""Ris,...Riska...Riska..." wanita berambut separo abu-abu memanggil pelan putri semata wayangnya.
"Yha ...Ibu? Ada apa?"
"Apa yang kau lihat?"
"Hujan," sang Ibu tersenyum. Seujung langit pun tahu, senyuman itu sangat tulus, lahir dari batin yang terdalam.
"Kau sangat menyukai hujan?"tangan Ibunda membelai rambut halus lurus seperti sutera milik anak tercintanya.
Diletakkannya kain yang sedari tadi akan dijahit milik Ny. Mengmei tetangga depan rumahnya. Duduklah ia di samping putri kesayangannya.

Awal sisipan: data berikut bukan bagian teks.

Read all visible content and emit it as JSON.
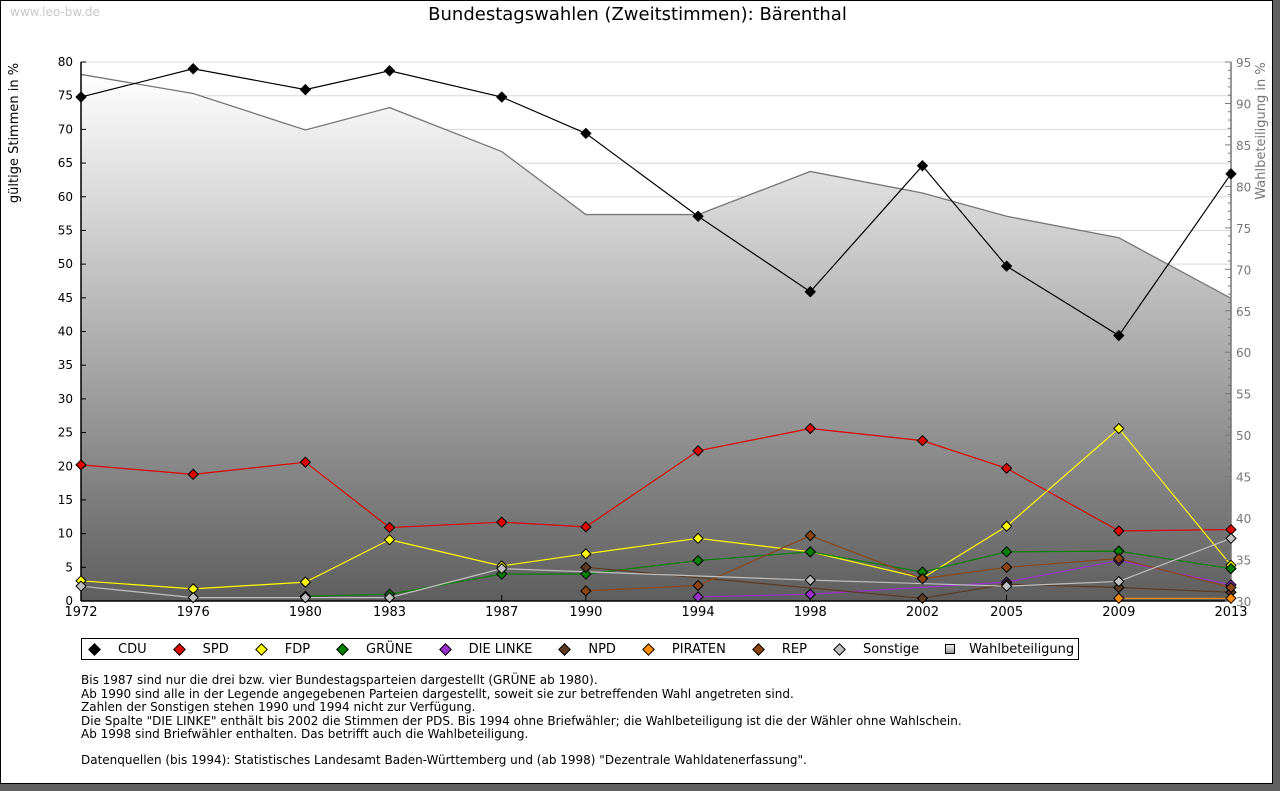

"Mari putri pintarku, sekarang kita nikmati hujan ini berdua. Kau tahu, tetes hujan itu bening, air yang sangat jernih, yang menetes, jatuh dari langit. Kau dengar suaranya? Riuh bukan?"
"Mereka menari, Ibu?" Ibunda hanya tersenyum. "Apakah mereka sedang bernyanyi?"

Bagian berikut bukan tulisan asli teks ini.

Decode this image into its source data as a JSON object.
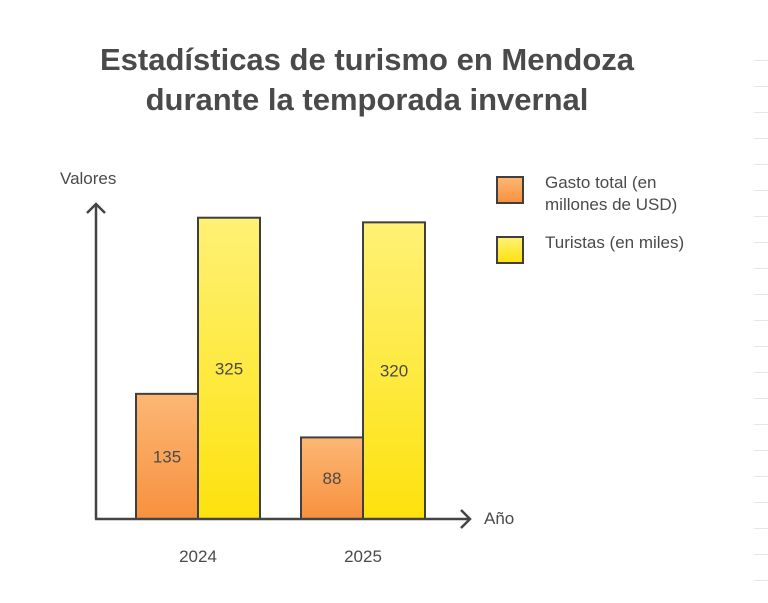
{
  "chart_data": {
    "type": "bar",
    "title_lines": [
      "Estadísticas de turismo en Mendoza",
      "durante la temporada invernal"
    ],
    "ylabel": "Valores",
    "xlabel": "Año",
    "categories": [
      "2024",
      "2025"
    ],
    "series": [
      {
        "name": "Gasto total (en millones de USD)",
        "name_lines": [
          "Gasto total (en",
          "millones de USD)"
        ],
        "values": [
          135,
          88
        ],
        "color_top": "#fcb774",
        "color_bottom": "#f7913e"
      },
      {
        "name": "Turistas (en miles)",
        "name_lines": [
          "Turistas (en miles)"
        ],
        "values": [
          325,
          320
        ],
        "color_top": "#fff176",
        "color_bottom": "#fde20d"
      }
    ],
    "ylim": [
      0,
      370
    ],
    "grid": false,
    "legend_position": "right"
  }
}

"Tentu, anakku. Mereka melakukan pertunjukan hebat kali ini. Pertunjukan yang telah disepakati bersama. Tak ada kebimbangan, tak ada keraguan, semua saling percaya, bahwa mereka mampu menampilkan hal hebat untuk kita nikmati."

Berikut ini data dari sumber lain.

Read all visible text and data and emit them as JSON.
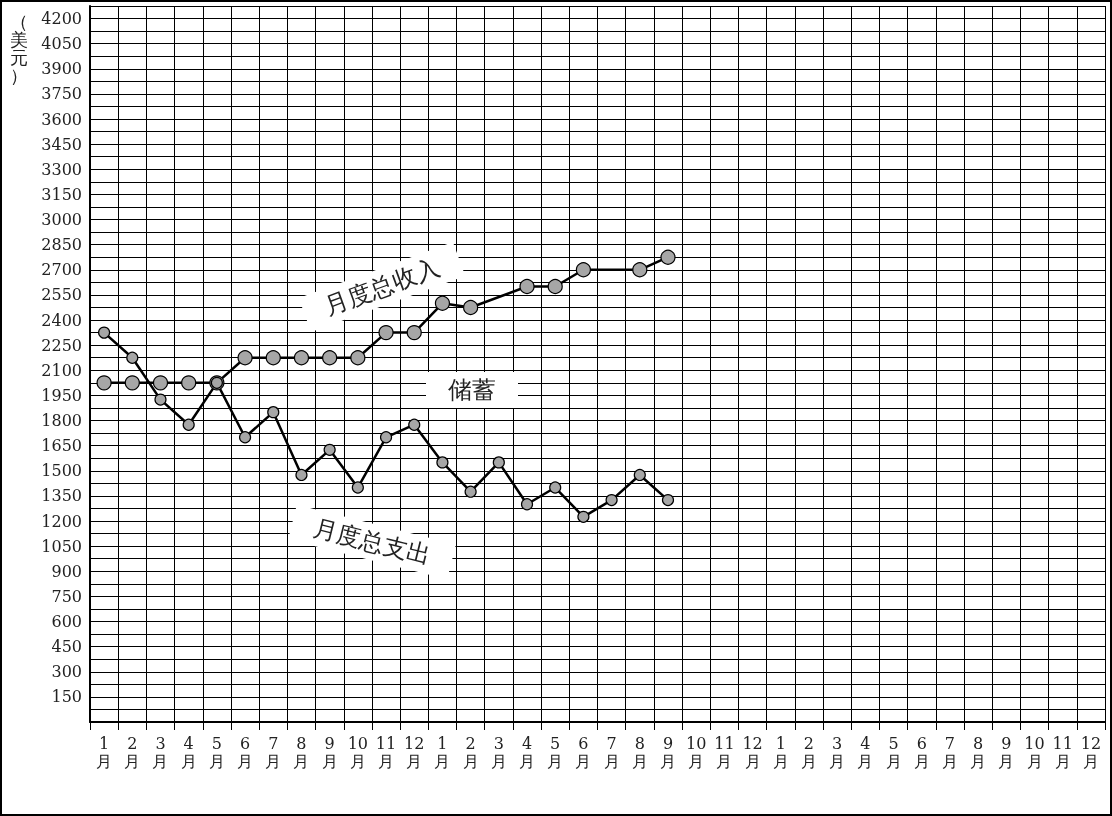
{
  "chart_data": {
    "type": "line",
    "ylabel": "（美元）",
    "categories": [
      "1月",
      "2月",
      "3月",
      "4月",
      "5月",
      "6月",
      "7月",
      "8月",
      "9月",
      "10月",
      "11月",
      "12月",
      "1月",
      "2月",
      "3月",
      "4月",
      "5月",
      "6月",
      "7月",
      "8月",
      "9月",
      "10月",
      "11月",
      "12月",
      "1月",
      "2月",
      "3月",
      "4月",
      "5月",
      "6月",
      "7月",
      "8月",
      "9月",
      "10月",
      "11月",
      "12月"
    ],
    "series": [
      {
        "name": "月度总收入",
        "color": "#000000",
        "values": [
          2025,
          2025,
          2025,
          2025,
          2025,
          2175,
          2175,
          2175,
          2175,
          2175,
          2325,
          2325,
          2500,
          2475,
          null,
          2600,
          2600,
          2700,
          null,
          2700,
          2775,
          null,
          null,
          null,
          null,
          null,
          null,
          null,
          null,
          null,
          null,
          null,
          null,
          null,
          null,
          null
        ]
      },
      {
        "name": "月度总支出",
        "color": "#000000",
        "values": [
          2325,
          2175,
          1925,
          1775,
          2025,
          1700,
          1850,
          1475,
          1625,
          1400,
          1700,
          1775,
          1550,
          1375,
          1550,
          1300,
          1400,
          1225,
          1325,
          1475,
          1325,
          null,
          null,
          null,
          null,
          null,
          null,
          null,
          null,
          null,
          null,
          null,
          null,
          null,
          null,
          null
        ]
      }
    ],
    "annotations": [
      "储蓄"
    ],
    "ylim": [
      0,
      4275
    ],
    "yticks": [
      150,
      300,
      450,
      600,
      750,
      900,
      1050,
      1200,
      1350,
      1500,
      1650,
      1800,
      1950,
      2100,
      2250,
      2400,
      2550,
      2700,
      2850,
      3000,
      3150,
      3300,
      3450,
      3600,
      3750,
      3900,
      4050,
      4200
    ],
    "grid": true,
    "marker": "circle",
    "line_style": "solid",
    "legend": false
  }
}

"Ibu, mengapa kemarin ada Tante Ning ke sini, dia bilang hujan itu payah, bikin basah, bikin ulah, kemana-mana hujan jatuh dan bikin resah, karena orang tak bisa bebas melangkah? Mengapa Tante Ning marah-marah? Apa hujan itu salah?"
"Nak, kau memang pintar. Tapi tidak semua orang menyukai hujan. Mungkin mereka lebih bersahabat dengan musim panas. Lebih hangat. Masing-masing orang punya kesukaan yang berbeda."